The Southern California Public Power Authority’s $237.24 million of Milford Wind Corridor Phase I Project revenue bonds won The Bond Buyer’s Deal of the Year award Thursday night.
The deal, which already has been replicated to fund another wind project, financed prepayment for electric energy output from a wind energy project located near Milford, Utah. The transaction also won the regional Deal of the Year award for a deal by a large issuer in the Far West region.
“We felt this deal, this year, highlighted the kind of things that can be accomplished when the public sector and private sector bring their talents to the table,” said Amy B. Resnick, editor in chief of The Bond Buyer, who presented the award at a ceremony at the Essex House hotel in Manhattan. “It also showed how renewable energy — which is going to be critical to our economy and environment going forward — can be financed at competitive rates.”
The awards program, now in its ninth year, recognized some of the country’s most innovative municipal bond issuers for transactions financing a range of projects, including transportation, schools, water and sewer systems, a hospital, economic development through investment in biomedical and scientific research, wind energy, and public pensions.
The program also raised $10,000 to support gastrointestinal cancer research at the University of California San Francisco in the name of Amy Doppelt, a longtime municipal analyst with Fitch Ratings who died this month. The 2010 nominees and finalists included issuers in each region that utilized the taxable Build America Bond and other stimulus programs created by the 2009 American Recovery and Reinvestment Act.
The 2010 awards, which considered deals that closed between Oct. 1, 2009, and Sept. 30, 2010, drew nearly 80 nominations for transactions ranging in size from more than a billion dollars to just a few million.
Two finalists were selected from each region as covered by The Bond Buyer. Issuers were divided into large and small categories on the basis of the gross revenue of the issuer or the entity financed in its most recent fiscal year. Small deals were completed by issuers, or beneficiaries, with annual revenue of $70 million or less.
The entries were evaluated in October by The Bond Buyer’s editors and bureau chiefs, who looked for innovation, efforts by government issuers to accomplish their goals in challenging times, craft a deal that could serve as a model for other financings, and the public purpose for which transaction proceeds were used.
The newspaper also selected a winner for its award for nontraditional public finance transactions, which was open to deals that did not use traditional municipal securities. The award, which was presented for the first time in 2006, reflects the growth of this nontraditional sector.
The regional winners were:
Northeast
The New York Liberty Development Corp. for its $650 million of second priority Liberty revenue refunding bonds.
The New York Municipal Bond Bank Agency’s $184.24 million of Recovery Act bonds that included tax-exempt bonds, Build America Bonds, and recovery zone bonds.
Southwest
The Regional Transportation District of Denver’s $397.84 million of tax-exempt private-activity bonds for the Eagle P3 Project, the first public-private partnership for passenger rail in the United States.
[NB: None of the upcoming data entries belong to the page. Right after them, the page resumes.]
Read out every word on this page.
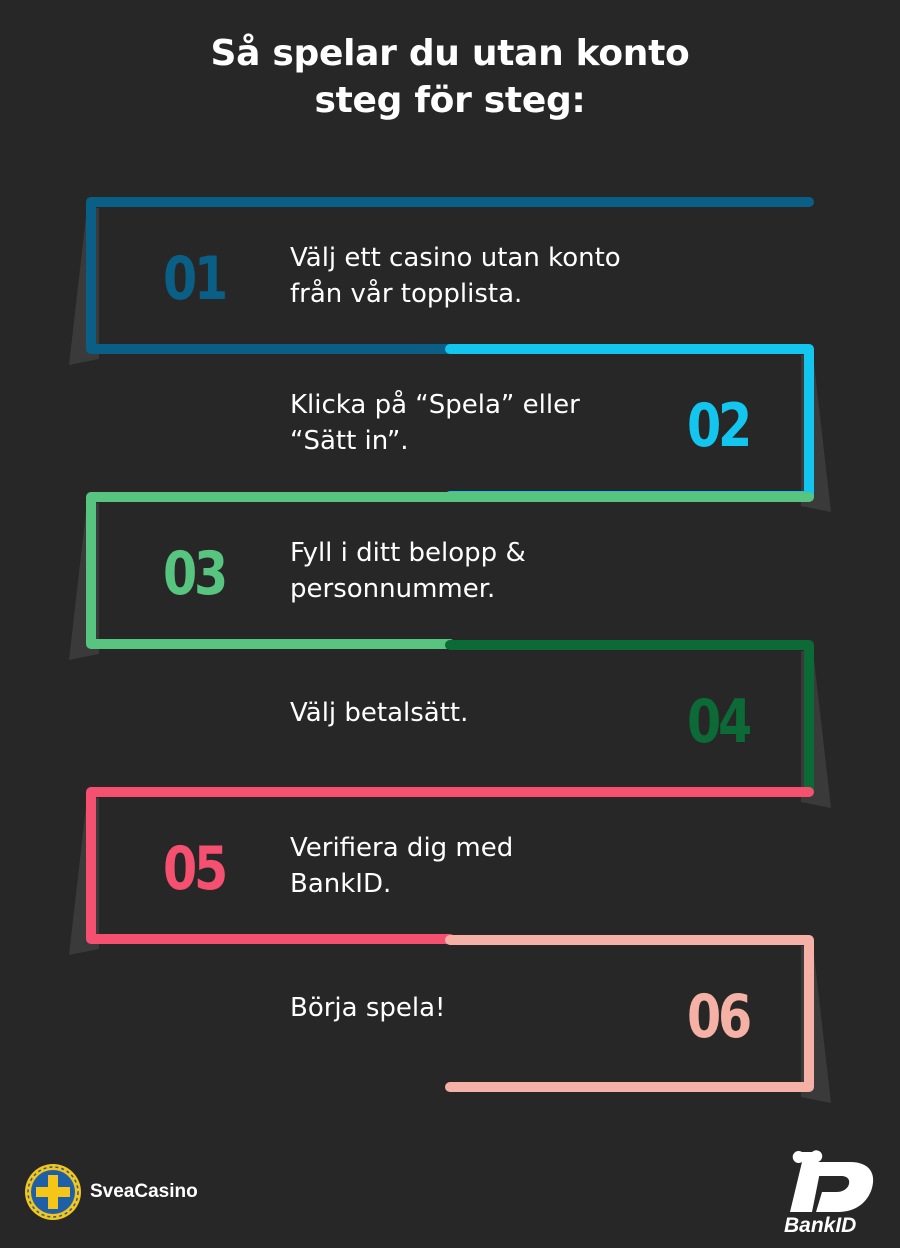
Så spelar du utan konto
steg för steg:
01	Välj ett casino utan konto
från vår topplista.
02
Klicka på “Spela” eller
“Sätt in”.
03	Fyll i ditt belopp &
personnummer.
04
Välj betalsätt.
05	Verifiera dig med
BankID.
06
Börja spela!
SveaCasino
BankID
The project includes a long-term concession to design, build, finance, operate and maintain two rail corridors in the area.
The La Vernia Higher Education Finance Corp.’s $65.18 million of education revenue bonds, Series 2009A, and $1.690 million of taxable education revenue bonds, Series 2009B, for KIPP Inc. charter school facilities.
Midwest
The Indianapolis Local Public Improvement Bond Bank for its $159.52 million of PILOT infrastructure project bonds that are part of the sale and transfer of the city’s water and sewer systems to nonprofit Citizens Energy Group.
The Baraga County Memorial Hospital for its $25 million of taxable revenue Build America Bonds, Series 2010A, and $3.6 million of taxable revenue bonds, Series 2010B, for a new, nonrated 15-bed hospital in rural northern L’Anse, Mich.
Southeast
The Kentucky Asset/Liability Commission for its $467.55 million issue consisting entirely of taxable funding notes to refinance internal loans owed by the commonwealth to the state Teachers Retirement System.
The city of Port St. Lucie, Fla., for its $64.04 million of tax-exempt research facilities revenue bonds, Series 2010, for the Oregon Health and Science University Vaccine and Gene Therapy Institute Florida Corp. project as part of a job-creation and commercial-development effort.
Far West
The California School Finance Authority for its $12 million direct-subsidy qualified school construction revenue bond issue to fund building a K-8 charter school facility on the Chula Vista campus of High Tech High.
Nontraditional Financing
The $1 billion Port of Miami tunnel project and MAT Concessionaire LLC, for the design, build, finance, operate and maintain contract to build a tunnel that provides two lanes of traffic for large cargo trucks and cruise-ship passenger buses going to and from the port, bypassing downtown Miami. The multi-modal concession uses the second availability payment scheme in Florida and the U.S.